New Rosiglitazone Label Includes Restrictions on Use

Disclosures

February 08, 2011

February 8, 2011 (London, United Kingdom) — The US label for rosiglitazone (Avandia, GlaxoSmithKline) and all rosiglitazone-containing medications (Avandamet and Avandaryl) now includes the additional safety information and restrictions requested by the Food and Drug Administration and reflects the cardiovascular concerns about the drug used in the treatment of patients with type 2 diabetes [1].

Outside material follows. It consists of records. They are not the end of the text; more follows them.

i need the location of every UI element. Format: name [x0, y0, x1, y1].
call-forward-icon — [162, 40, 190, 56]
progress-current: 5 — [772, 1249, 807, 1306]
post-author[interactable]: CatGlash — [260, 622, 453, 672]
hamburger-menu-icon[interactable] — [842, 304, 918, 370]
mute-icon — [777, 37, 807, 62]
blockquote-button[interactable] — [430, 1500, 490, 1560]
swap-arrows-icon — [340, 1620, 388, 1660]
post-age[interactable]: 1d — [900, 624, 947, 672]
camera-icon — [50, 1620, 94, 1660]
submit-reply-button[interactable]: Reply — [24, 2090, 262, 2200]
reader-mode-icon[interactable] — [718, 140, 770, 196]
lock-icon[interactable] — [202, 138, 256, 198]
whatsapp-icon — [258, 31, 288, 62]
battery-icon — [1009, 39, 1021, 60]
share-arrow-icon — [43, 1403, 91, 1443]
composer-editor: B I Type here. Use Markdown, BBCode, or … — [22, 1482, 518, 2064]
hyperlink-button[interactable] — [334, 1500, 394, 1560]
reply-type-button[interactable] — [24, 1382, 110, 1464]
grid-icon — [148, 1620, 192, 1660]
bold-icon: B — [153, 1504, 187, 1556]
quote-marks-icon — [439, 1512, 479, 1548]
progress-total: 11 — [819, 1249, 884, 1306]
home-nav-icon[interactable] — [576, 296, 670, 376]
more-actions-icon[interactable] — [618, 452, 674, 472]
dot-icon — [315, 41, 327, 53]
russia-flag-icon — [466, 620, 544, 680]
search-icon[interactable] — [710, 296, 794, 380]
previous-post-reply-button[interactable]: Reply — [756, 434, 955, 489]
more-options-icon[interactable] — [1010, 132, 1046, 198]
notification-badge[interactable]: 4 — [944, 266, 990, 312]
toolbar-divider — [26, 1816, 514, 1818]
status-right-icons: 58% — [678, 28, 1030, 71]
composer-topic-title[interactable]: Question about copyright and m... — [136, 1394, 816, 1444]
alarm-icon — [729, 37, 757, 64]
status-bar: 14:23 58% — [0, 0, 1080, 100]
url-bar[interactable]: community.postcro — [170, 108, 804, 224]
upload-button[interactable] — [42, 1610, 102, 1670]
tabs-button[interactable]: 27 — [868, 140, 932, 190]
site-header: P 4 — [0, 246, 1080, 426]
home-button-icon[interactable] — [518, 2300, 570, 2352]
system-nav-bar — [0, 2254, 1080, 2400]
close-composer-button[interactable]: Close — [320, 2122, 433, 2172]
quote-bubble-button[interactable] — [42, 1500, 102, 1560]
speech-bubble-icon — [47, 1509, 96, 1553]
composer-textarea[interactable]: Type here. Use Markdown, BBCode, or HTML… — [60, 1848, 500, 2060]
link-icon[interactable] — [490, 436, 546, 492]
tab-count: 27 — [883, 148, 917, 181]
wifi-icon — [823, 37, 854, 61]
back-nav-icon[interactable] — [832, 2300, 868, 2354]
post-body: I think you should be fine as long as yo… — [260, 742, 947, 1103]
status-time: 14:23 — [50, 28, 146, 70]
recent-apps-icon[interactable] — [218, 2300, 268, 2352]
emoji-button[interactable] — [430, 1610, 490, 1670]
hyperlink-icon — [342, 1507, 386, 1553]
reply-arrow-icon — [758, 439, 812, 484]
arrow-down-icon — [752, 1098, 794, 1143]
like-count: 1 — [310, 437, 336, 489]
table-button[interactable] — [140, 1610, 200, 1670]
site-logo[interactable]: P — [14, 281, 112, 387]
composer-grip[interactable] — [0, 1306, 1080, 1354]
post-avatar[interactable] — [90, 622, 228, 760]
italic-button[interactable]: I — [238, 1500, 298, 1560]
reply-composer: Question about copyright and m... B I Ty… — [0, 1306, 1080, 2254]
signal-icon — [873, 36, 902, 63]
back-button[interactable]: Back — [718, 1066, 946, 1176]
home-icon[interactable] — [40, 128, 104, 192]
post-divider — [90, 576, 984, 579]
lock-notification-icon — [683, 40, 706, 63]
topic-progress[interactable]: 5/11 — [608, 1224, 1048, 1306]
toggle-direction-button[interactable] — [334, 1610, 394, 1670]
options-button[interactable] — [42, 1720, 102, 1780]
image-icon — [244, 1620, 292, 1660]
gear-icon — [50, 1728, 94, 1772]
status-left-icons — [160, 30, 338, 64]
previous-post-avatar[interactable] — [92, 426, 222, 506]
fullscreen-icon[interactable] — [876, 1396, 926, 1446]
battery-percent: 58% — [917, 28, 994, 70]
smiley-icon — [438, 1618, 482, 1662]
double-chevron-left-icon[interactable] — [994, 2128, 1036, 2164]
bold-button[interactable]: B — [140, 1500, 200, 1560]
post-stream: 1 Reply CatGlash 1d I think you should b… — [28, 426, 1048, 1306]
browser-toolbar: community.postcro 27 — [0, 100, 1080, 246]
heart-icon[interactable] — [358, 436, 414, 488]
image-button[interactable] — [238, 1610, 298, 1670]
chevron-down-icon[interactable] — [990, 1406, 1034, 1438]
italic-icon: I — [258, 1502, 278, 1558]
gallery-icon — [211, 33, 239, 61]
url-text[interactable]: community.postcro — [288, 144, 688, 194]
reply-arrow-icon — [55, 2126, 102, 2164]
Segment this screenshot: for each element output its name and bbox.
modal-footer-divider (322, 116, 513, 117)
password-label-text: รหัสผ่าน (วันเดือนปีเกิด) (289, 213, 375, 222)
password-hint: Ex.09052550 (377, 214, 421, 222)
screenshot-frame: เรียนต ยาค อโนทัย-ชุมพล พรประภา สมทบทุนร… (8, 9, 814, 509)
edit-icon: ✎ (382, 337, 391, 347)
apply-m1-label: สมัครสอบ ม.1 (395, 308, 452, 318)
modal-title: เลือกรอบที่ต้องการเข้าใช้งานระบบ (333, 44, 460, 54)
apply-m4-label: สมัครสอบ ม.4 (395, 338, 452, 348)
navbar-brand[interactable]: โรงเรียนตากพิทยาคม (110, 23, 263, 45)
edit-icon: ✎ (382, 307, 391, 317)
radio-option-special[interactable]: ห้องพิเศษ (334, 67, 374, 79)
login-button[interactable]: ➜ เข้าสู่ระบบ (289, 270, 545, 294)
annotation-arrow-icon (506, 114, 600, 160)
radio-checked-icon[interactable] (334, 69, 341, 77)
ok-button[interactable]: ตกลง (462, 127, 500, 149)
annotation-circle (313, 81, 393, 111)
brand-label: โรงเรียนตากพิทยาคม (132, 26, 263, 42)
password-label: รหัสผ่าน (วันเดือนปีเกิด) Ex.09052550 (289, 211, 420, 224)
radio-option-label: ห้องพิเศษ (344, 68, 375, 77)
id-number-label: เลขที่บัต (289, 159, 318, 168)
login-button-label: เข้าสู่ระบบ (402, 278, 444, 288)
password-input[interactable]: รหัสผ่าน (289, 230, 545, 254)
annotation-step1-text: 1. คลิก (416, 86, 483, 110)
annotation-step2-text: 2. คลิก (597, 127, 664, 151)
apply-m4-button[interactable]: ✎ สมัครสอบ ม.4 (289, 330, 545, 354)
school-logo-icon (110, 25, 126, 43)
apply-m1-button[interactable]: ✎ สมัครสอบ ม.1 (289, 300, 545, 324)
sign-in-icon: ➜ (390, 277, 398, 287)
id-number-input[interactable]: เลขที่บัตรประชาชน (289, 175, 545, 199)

The new label is the result of the FDA decision that allowed rosiglitazone to remain on the market, but only under a very rigorous restricted-access program. Under the new label, rosiglitazone-containing medications are restricted to patients already taking rosiglitazone or to those unable to achieve adequate glycemic control with other diabetes medications and who have decided, along with their physician, not to take pioglitazone (Actos, Takeda Pharmaceuticals).

The new label has been changed to highlight the increased cardiovascular risks with the drug, noting in a boxed warning that in a meta-analysis of 52 studies, most of which compared rosiglitazone with placebo, the drug was associated with a significantly increased risk of MI. The new label highlights the lack of comparative clinical trials between rosiglitazone and pioglitazone but notes that pioglitazone, in a study compared with placebo, was not associated with an increased risk of death or MI.

The boxed warning also includes previous caveats that rosiglitazone is not recommended in patients with symptomatic heart failure and that it can exacerbate congestive heart failure in some patients.

GlaxoSmithKline is currently working with the FDA to finalize the risk evaluation and mitigation strategy (REMS) program that will restrict the availability of the rosiglitazone-containing medications, a program that was required as a result of the FDA decision to allow the drug to remain available in the US. The company is also working on reanalyzing data from the RECORD trial, with an independent adjudication of cardiovascular outcomes.

The European Medicines Agency (EMA) suspended the marketing authorizations for all rosiglitazone-containing antidiabetes medications licensed in the European Union (Avandia, Avandamet, and Avaglim).